You know how strange to look at the other side of the world. I have encountered my remote site UNIX admin guys made some blunder mistakes on Windows Servers. It happens on other way around also. The following stories are not meant to blame the UNIX guys in anyway, but wondering how do they see Windows from their shoes.

1. Only IT Admin and being UNIX admin for a small branch office had to manage our Active Directory Domain controller. The AD Domain Controller is also a DNS/DHCP/WINS server for the Windows machines for the local office. Our "Average UNIX Joe" pointed DNS servers for the AD domain controller to his UNIX DNS server. But he would be real careful to point the DNS server to local on a UNIX DNS server.

That caused major issues and we were clueless. Who would have guessed, he changed the DNS entries for a Domain Controller.

2. On another site, another UNIX guy enabled Windows Firewall on a domain controller. We couldn’t connect to that server and local clients were authenticating to some remote domain controller. It took some time to realize what was happening.
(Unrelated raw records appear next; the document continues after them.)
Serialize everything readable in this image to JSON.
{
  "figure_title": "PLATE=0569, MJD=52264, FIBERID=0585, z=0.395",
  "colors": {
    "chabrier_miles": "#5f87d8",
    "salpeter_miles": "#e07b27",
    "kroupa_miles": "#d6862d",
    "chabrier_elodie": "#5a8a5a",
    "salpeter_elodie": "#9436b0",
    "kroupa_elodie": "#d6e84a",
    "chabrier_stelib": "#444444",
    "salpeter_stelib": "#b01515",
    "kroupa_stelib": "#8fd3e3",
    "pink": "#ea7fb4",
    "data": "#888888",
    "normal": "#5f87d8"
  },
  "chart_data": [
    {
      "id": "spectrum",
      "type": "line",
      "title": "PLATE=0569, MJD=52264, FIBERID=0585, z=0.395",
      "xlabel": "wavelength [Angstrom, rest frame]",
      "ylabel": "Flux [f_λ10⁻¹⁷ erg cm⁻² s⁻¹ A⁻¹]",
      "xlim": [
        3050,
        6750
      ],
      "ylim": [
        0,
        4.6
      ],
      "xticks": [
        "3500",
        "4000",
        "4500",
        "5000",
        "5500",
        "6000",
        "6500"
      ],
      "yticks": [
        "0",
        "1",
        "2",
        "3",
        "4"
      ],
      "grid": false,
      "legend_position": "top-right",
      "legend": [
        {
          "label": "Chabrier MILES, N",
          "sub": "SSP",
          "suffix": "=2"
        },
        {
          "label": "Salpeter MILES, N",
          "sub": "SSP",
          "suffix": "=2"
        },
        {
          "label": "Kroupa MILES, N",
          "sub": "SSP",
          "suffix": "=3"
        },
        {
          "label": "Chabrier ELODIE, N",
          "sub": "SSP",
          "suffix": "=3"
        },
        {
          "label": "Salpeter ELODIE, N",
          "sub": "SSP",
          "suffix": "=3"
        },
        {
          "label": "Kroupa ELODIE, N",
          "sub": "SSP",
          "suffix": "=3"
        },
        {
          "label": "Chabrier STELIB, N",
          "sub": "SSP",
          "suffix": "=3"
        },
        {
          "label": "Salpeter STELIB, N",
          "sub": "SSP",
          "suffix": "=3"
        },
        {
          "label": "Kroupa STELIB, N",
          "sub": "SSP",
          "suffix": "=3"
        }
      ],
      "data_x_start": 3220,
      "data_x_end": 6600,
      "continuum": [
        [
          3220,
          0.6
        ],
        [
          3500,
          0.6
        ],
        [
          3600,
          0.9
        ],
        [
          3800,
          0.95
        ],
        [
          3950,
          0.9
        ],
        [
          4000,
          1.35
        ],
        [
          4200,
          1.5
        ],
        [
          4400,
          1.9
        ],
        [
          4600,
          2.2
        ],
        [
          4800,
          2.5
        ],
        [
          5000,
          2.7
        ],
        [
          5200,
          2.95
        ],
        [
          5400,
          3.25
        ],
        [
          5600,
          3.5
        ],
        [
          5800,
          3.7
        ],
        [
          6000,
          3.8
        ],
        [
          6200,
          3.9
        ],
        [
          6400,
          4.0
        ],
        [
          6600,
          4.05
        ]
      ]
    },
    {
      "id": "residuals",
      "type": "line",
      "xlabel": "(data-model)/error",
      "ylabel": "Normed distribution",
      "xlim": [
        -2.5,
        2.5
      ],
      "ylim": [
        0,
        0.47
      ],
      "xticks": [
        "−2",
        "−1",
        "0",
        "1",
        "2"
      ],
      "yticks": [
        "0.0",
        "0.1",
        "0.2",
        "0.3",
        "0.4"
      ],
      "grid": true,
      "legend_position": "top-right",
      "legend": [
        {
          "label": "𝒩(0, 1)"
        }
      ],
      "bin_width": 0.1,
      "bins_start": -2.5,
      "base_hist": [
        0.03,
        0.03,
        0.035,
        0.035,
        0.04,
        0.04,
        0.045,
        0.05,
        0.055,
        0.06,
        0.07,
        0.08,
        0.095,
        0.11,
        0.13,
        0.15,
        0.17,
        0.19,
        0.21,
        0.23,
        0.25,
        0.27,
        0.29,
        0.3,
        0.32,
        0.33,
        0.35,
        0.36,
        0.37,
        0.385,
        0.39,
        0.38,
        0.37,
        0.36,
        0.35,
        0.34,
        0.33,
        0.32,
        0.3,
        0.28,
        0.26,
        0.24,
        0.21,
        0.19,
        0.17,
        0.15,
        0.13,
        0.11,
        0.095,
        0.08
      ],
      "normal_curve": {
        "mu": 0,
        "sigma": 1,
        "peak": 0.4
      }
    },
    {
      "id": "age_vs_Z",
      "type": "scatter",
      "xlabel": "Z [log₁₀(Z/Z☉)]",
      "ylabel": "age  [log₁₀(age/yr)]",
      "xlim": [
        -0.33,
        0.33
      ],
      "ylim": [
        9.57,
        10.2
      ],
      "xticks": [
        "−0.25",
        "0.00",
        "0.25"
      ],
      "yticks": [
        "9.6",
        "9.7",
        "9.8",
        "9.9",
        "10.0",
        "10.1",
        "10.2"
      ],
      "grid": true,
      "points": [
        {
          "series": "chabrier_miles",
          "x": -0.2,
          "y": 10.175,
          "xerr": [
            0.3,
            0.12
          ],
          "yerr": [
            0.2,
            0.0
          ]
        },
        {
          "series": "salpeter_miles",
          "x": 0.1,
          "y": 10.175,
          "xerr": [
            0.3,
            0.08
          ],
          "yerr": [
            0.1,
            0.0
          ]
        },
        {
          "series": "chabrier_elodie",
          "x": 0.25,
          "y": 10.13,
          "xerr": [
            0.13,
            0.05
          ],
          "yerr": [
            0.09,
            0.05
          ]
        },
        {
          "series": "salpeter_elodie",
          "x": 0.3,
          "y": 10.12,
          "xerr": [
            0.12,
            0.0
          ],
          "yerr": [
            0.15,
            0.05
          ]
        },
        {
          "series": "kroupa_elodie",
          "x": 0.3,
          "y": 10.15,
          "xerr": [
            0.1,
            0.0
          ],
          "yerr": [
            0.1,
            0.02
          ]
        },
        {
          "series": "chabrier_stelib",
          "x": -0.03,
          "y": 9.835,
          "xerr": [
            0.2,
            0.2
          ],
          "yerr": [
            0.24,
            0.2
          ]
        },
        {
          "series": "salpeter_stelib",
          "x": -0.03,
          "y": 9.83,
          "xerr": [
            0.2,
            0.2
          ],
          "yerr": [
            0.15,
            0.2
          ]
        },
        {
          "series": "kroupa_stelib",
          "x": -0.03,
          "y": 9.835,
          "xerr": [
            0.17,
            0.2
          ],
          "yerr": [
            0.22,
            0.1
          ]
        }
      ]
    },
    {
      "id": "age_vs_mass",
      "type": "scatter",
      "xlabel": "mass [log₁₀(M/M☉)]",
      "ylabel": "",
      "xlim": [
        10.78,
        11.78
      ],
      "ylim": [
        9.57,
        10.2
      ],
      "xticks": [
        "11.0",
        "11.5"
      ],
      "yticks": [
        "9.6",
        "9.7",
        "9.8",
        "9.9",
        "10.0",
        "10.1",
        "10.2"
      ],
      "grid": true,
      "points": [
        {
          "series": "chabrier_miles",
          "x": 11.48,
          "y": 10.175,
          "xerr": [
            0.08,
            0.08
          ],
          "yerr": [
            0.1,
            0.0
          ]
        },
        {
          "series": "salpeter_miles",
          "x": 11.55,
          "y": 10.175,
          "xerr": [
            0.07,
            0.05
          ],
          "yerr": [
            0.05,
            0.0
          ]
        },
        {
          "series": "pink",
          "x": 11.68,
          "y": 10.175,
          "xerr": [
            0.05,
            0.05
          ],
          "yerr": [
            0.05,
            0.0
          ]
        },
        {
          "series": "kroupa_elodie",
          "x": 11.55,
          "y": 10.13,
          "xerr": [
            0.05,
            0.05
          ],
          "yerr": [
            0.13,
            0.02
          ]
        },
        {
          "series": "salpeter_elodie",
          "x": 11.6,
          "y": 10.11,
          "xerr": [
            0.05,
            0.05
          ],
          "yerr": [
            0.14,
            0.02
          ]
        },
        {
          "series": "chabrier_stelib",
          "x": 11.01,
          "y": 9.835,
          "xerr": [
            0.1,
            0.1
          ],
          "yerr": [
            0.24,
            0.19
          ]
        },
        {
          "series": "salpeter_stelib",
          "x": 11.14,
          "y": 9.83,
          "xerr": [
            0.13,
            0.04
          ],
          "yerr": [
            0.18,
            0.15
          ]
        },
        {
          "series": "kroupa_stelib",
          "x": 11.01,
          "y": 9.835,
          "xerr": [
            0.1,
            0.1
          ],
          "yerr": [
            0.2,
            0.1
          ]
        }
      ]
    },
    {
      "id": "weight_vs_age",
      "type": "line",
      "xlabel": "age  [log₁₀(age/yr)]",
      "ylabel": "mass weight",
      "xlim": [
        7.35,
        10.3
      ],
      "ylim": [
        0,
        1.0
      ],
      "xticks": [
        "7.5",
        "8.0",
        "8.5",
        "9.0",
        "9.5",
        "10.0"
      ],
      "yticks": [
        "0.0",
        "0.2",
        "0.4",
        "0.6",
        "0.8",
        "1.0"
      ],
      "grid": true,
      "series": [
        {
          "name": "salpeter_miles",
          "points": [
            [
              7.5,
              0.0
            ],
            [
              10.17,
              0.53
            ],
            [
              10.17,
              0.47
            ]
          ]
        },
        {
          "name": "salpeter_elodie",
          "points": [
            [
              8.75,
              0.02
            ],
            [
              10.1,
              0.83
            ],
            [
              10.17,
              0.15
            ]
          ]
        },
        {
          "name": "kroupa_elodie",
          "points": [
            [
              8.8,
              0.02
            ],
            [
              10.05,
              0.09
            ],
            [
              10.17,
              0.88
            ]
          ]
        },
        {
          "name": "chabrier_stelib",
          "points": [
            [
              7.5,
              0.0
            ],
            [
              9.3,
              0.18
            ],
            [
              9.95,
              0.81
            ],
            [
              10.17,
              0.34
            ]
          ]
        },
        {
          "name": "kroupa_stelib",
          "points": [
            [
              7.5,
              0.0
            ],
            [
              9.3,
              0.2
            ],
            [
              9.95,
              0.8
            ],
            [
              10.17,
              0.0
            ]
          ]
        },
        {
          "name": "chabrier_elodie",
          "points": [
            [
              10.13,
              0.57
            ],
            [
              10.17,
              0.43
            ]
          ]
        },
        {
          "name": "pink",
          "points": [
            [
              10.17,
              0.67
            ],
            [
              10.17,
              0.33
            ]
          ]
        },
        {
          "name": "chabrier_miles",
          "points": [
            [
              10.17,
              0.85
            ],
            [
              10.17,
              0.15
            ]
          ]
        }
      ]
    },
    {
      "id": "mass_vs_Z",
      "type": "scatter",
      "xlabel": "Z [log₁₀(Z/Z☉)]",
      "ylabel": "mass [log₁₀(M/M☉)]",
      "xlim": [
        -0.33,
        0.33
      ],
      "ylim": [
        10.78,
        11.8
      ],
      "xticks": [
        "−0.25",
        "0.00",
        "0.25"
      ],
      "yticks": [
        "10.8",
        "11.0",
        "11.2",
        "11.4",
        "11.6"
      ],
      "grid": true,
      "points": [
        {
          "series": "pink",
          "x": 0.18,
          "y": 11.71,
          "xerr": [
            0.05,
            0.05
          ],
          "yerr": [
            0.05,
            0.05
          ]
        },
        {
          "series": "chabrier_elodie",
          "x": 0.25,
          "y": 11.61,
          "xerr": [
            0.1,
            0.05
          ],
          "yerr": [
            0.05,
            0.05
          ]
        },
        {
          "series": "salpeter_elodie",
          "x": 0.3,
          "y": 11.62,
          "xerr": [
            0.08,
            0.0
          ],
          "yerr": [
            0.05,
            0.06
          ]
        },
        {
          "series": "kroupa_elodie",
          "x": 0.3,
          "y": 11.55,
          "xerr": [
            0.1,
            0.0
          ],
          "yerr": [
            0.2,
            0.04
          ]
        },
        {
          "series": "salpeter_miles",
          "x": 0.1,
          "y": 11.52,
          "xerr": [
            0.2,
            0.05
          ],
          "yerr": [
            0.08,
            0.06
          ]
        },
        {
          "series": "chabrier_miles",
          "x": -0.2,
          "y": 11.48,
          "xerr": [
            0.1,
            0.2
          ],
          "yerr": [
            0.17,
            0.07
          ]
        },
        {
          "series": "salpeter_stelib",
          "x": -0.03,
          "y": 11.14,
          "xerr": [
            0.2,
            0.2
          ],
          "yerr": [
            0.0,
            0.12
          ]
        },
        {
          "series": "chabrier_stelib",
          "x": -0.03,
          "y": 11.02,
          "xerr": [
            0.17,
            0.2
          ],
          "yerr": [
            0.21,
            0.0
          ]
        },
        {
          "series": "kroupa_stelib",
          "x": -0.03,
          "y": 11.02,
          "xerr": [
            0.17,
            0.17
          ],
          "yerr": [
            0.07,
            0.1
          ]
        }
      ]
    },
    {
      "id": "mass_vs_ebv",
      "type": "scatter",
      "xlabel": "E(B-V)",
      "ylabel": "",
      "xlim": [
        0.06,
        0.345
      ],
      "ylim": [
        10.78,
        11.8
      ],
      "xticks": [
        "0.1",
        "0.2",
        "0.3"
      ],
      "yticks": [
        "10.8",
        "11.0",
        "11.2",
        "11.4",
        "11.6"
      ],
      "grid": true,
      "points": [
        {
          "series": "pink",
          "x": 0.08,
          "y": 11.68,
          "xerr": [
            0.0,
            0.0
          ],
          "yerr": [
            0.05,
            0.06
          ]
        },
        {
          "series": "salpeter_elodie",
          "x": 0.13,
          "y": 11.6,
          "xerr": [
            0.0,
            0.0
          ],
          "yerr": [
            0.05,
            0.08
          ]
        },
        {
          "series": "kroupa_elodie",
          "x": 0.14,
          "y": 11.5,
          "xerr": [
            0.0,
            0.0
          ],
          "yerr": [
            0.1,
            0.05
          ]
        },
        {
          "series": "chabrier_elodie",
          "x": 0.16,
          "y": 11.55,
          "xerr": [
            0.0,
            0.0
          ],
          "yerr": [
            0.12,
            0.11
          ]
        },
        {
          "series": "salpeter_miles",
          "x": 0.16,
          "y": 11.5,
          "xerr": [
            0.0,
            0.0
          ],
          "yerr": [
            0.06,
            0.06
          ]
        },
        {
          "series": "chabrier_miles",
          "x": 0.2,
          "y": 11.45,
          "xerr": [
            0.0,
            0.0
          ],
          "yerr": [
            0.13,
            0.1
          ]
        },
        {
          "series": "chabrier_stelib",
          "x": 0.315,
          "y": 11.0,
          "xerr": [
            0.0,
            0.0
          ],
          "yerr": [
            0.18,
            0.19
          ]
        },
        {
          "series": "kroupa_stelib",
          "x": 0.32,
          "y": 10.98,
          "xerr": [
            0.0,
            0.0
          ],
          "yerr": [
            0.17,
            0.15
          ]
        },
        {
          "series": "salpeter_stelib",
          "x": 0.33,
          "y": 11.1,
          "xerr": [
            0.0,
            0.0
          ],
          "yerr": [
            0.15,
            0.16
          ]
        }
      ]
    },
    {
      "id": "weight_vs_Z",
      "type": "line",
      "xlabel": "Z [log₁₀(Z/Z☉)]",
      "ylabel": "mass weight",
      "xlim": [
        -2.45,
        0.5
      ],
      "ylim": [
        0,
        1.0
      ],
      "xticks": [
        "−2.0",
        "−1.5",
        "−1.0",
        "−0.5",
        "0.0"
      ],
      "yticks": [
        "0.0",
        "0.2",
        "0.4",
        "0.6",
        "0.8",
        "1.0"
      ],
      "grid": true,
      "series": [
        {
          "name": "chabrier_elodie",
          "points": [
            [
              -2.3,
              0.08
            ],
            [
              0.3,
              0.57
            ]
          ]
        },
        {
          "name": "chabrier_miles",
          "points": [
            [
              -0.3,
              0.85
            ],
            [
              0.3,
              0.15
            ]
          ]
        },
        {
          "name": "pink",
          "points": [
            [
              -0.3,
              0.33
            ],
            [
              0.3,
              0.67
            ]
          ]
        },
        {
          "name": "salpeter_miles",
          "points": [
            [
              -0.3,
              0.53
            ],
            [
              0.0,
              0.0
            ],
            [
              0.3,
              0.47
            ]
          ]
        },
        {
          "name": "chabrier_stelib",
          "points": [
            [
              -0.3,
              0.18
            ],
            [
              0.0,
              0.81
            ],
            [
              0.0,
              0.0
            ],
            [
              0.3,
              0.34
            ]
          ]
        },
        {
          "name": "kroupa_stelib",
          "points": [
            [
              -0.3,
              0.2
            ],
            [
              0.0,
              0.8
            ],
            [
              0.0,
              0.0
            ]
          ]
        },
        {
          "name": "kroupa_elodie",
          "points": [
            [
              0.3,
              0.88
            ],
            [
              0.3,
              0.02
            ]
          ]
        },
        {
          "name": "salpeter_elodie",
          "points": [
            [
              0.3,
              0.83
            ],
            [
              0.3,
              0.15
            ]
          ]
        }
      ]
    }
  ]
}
We, the Windows Admins, never put any firewall on a domain controller, instead we believe protect local servers using Firewall between Internet and Local network. 

3. Another day, an Remote site UNIX guy installed BlackBerry Enterprise Server on an Exchange Server itself. Boy, that was fun. BES admins knows BES uses client side (Outlook) DLLs to access the email on the Exchange server. We don’t want to mix Client side CDO.DLL with Server side CDO.DLL on a Exchange Server.

4. Other UNIX admin break the mirror in a RAID-1 array and retain a hard disk for backup purposes for an DOMAIN CONTROLLER. One fine day, that domain controller failed with hard disk issues. Our bright Administrator replaced the old hard disk from the broken mirror copy which is 6 months old. He only informed us that he restored from backup and domain controller was not syncing. Boy O! Boy, it took several days of troubleshooting and we were about to rebuild the server from scratch. Finally he broke the information about how he takes backup. We, Windows Administrators, never take broken mirror copies for backups. I came to know it’s common in UNIX world.

5. I have seen mailboxes for a fairly large site has multiple SMTP email addresses like userid@servername.company.com, userid@compay.com, userid@IPADDress, userid@their_local_DNS_Doamin.company.com. And the list is growing as years passed by. It’s crazy and I still don’t know what was he thinking.

I am sure by given chances, I could do wrong things on UNIX/Linux servers. But I will do some research and think twice before I do anything.